Résumé de la décision
La Cour de cassation, dans un arrêt rendu le 23 septembre 2015, a examiné le cas de M. X..., un étranger de nationalité serbe, placé en retenue puis en rétention administrative. La juridiction a annulé l'ordonnance du premier président de la cour d'appel de Metz qui avait mis fin à cette rétention en raison d'une prétendue irrégularité : l'absence de mention dans le procès-verbal attestant que M. X... n'avait pas été placé avec des personnes gardées à vue. La Cour a statué que cette absence de mention, bien que constitutive d'une irrégularité, n'avait pas, en soi, porté atteinte aux droits de l'étranger.
Arguments pertinents
1. Absence d'atteinte aux droits de l'étranger : La Cour a souligné que le non-respect de la disposition relative à la présence de personnes gardées à vue ne suffisait pas à annuler la procédure de rétention. Le premier président a commis une erreur de droit en considérant que cette irrégularité justifiait la fin de la rétention sans établir de lien direct avec les droits de M. X...

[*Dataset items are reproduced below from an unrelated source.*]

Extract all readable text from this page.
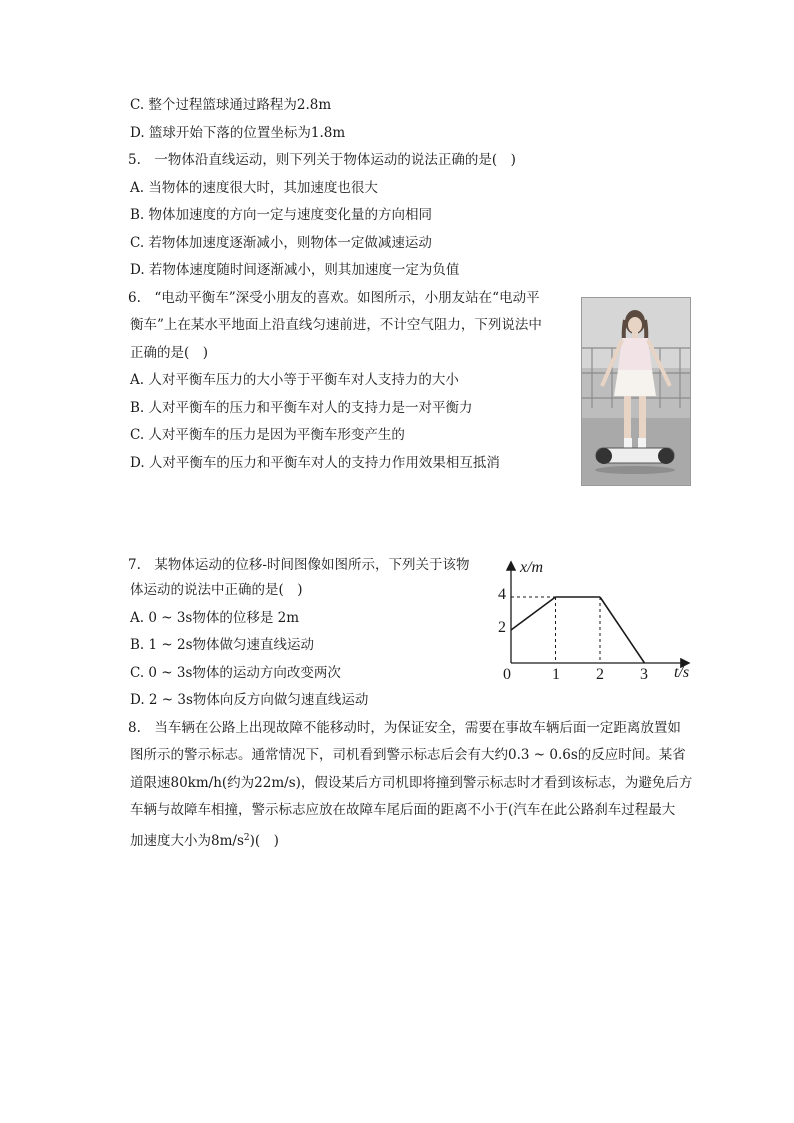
C. 整个过程篮球通过路程为2.8m
D. 篮球开始下落的位置坐标为1.8m
5.　一物体沿直线运动，则下列关于物体运动的说法正确的是(　)
A. 当物体的速度很大时，其加速度也很大
B. 物体加速度的方向一定与速度变化量的方向相同
C. 若物体加速度逐渐减小，则物体一定做减速运动
D. 若物体速度随时间逐渐减小，则其加速度一定为负值
6.　“电动平衡车”深受小朋友的喜欢。如图所示，小朋友站在“电动平
衡车”上在某水平地面上沿直线匀速前进，不计空气阻力，下列说法中
正确的是(　)
A. 人对平衡车压力的大小等于平衡车对人支持力的大小
B. 人对平衡车的压力和平衡车对人的支持力是一对平衡力
C. 人对平衡车的压力是因为平衡车形变产生的
D. 人对平衡车的压力和平衡车对人的支持力作用效果相互抵消
7.　某物体运动的位移-时间图像如图所示，下列关于该物
体运动的说法中正确的是(　)
A. 0 ~ 3s物体的位移是 2m
B. 1 ~ 2s物体做匀速直线运动
C. 0 ~ 3s物体的运动方向改变两次
D. 2 ~ 3s物体向反方向做匀速直线运动
x/m
t/s
4
2
0	1 2 3
8.　当车辆在公路上出现故障不能移动时，为保证安全，需要在事故车辆后面一定距离放置如
图所示的警示标志。通常情况下，司机看到警示标志后会有大约0.3 ~ 0.6s的反应时间。某省
道限速80km/h(约为22m/s)，假设某后方司机即将撞到警示标志时才看到该标志，为避免后方
车辆与故障车相撞，警示标志应放在故障车尾后面的距离不小于(汽车在此公路刹车过程最大
加速度大小为$8m/s^2$)(　)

> "le non-respect de la prescription litigieuse, à le supposer établi, ne portait pas, en soi, atteinte aux droits de l'étranger."

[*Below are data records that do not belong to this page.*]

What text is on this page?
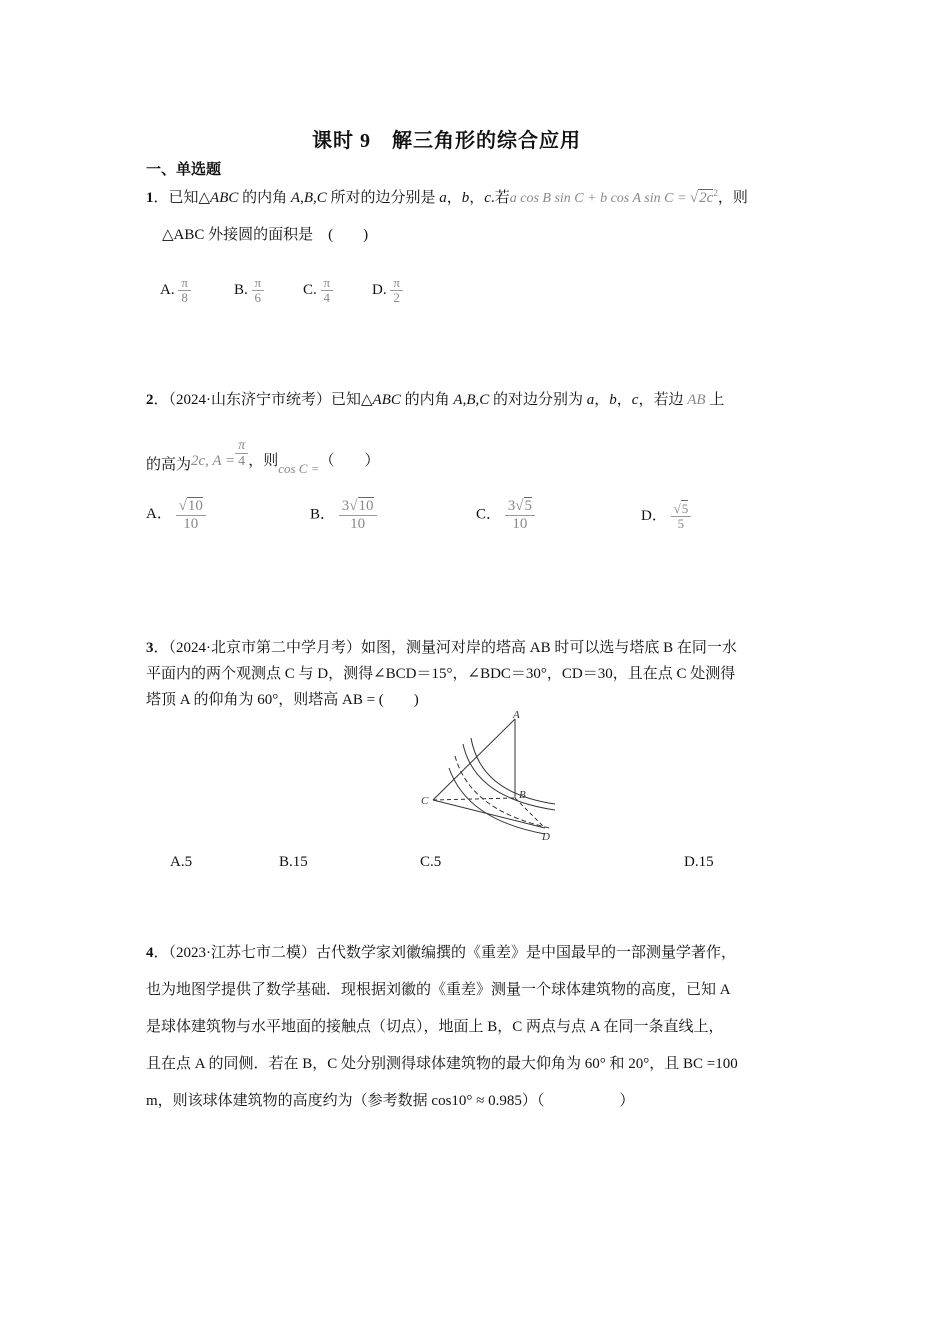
课时 9　解三角形的综合应用
一、单选题
1．已知△ABC 的内角 A,B,C 所对的边分别是 a，b，c.若a cos B sin C + b cos A $\sin C = √2c^2$，则
△ABC 外接圆的面积是　(　　)
A. $\frac{\pi}{8}$	B. $\frac{\pi}{6}$	C. $\frac{\pi}{4}$	D. $\frac{\pi}{2}$
2．（2024·山东济宁市统考）已知△ABC 的内角 A,B,C 的对边分别为 a，b，c，若边 AB 上
的高为2c, $A = \frac{\pi}{4}$ ，则cos C =（　　）
A． $\frac{√10}{10}$	B． $\frac{3√10}{10}$	C． $\frac{3√5}{10}$	D． $\frac{√5}{5}$
3．（2024·北京市第二中学月考）如图，测量河对岸的塔高 AB 时可以选与塔底 B 在同一水
平面内的两个观测点 C 与 D，测得∠BCD＝15°，∠BDC＝30°，CD＝30，且在点 C 处测得
塔顶 A 的仰角为 60°，则塔高 AB = (　　)
A
B
C
D
A.5	B.15	C.5	D.15
4．（2023·江苏七市二模）古代数学家刘徽编撰的《重差》是中国最早的一部测量学著作，
也为地图学提供了数学基础．现根据刘徽的《重差》测量一个球体建筑物的高度，已知 A
是球体建筑物与水平地面的接触点（切点），地面上 B，C 两点与点 A 在同一条直线上，
且在点 A 的同侧．若在 B，C 处分别测得球体建筑物的最大仰角为 60° 和 20°，且 BC =100
m，则该球体建筑物的高度约为（参考数据 cos10° ≈ 0.985）（　　　　　）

2. Application inappropriée des textes : La décision du premier président a été jugée inappropriée au regard des articles L. 611-1-1 et L. 552-13 du Code de l'entrée et du séjour des étrangers et du droit d'asile, qui prévoient que la juridiction ne peut annuler une rétention qu'en cas de violation substantielle des droits.
> "le premier président a, par fausse application, violé les textes susvisés."
3. Conséquences des délais légaux : Étant donné que les délais légaux de maintien en rétention étaient expirés, la Cour a conclu qu'il n'y avait plus matière à juger sur la prolongation demandée.
> "les délais légaux de maintien en rétention étant expirés, il ne reste rien à juger."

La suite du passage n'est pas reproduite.